En réponse, Sereine Mauborgne (LREM) a défendu la "possibilité pour l'employeur de créer un compte de don". La ministre du Travail, Muriel Pénicaud, a également mis en avant un "élan de solidarité" avec le don de RTT pour un collègue endeuillé.

Majorité "mesquine", dénonce l'opposition

Mais les oppositions sont montées au créneau, disant leur "honte" du refus de la majorité d'étendre le congé, à l'instar de Pierre Cordier (apparenté LR). "On parle de la tragédie des tragédies", "douze jours, je pensais que ça passerait comme une lettre à la poste", a lancé l'"insoumis" François Ruffin, dénonçant une majorité "mesquine".

C'est une conception de la solidarité nationale "qui m'échappe", a encore jugé Moetai Brotherson, membre du groupe à majorité PCF, tandis que l'ex-LREM Agnès Thill a raillé "une humanité à géométrie variable" chez ses ex-collègues.

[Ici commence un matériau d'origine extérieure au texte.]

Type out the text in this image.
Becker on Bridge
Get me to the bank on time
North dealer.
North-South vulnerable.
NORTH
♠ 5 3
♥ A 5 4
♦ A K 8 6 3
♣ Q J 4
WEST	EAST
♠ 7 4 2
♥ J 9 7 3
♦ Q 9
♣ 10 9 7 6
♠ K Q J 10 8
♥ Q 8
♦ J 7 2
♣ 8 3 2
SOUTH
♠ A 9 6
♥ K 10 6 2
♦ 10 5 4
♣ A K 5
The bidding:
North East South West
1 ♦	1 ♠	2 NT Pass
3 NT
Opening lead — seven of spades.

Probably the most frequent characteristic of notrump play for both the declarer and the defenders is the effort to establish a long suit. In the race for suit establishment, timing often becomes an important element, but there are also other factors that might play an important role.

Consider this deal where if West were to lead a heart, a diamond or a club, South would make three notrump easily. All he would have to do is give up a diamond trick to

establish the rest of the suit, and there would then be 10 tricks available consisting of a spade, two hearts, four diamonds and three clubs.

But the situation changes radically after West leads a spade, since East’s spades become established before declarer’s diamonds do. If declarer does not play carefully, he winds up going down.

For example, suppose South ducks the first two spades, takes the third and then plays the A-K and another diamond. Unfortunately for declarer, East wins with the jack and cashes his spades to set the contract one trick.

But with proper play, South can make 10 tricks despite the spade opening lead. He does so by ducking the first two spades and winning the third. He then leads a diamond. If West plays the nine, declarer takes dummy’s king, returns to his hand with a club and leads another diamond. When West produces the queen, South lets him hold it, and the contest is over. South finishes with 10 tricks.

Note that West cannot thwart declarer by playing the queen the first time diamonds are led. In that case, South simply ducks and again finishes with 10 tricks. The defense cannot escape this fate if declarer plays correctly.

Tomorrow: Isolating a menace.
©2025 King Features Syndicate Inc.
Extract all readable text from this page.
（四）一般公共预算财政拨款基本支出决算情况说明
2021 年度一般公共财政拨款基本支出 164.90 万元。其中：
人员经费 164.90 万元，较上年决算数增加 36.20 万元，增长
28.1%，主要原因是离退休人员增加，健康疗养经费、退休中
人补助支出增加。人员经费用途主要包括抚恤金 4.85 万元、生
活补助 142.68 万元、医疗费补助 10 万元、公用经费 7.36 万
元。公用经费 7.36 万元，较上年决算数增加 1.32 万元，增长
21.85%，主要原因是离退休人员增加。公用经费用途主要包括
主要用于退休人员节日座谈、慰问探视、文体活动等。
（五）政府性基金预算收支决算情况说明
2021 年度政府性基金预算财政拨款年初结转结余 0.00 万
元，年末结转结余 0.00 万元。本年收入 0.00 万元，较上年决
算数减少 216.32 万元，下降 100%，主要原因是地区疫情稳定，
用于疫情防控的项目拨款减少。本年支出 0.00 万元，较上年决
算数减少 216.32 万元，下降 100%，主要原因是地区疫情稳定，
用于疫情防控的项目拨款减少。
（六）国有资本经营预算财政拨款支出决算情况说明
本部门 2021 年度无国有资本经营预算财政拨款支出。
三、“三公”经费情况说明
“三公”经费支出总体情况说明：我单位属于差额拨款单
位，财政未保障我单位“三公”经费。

Jean-Christophe Lagarde (UDI-Agir) a dit son "incompréhension", estimant que ce congé devait être "pris en charge par la nation" et pas renvoyé à des dons entre collègues. La ministre du Travail lui a répondu que le texte centriste tel que rédigé ne reposait pas sur la solidarité nationale, mais sur un congé "payé 100% par l'entreprise""Quand on s'achète de la générosité à bon prix sur le dos des entreprises, c'est quand même un peu facile", a renchéri Sereine Mauborgne, suscitant de très vives protestations dans l'hémicycle.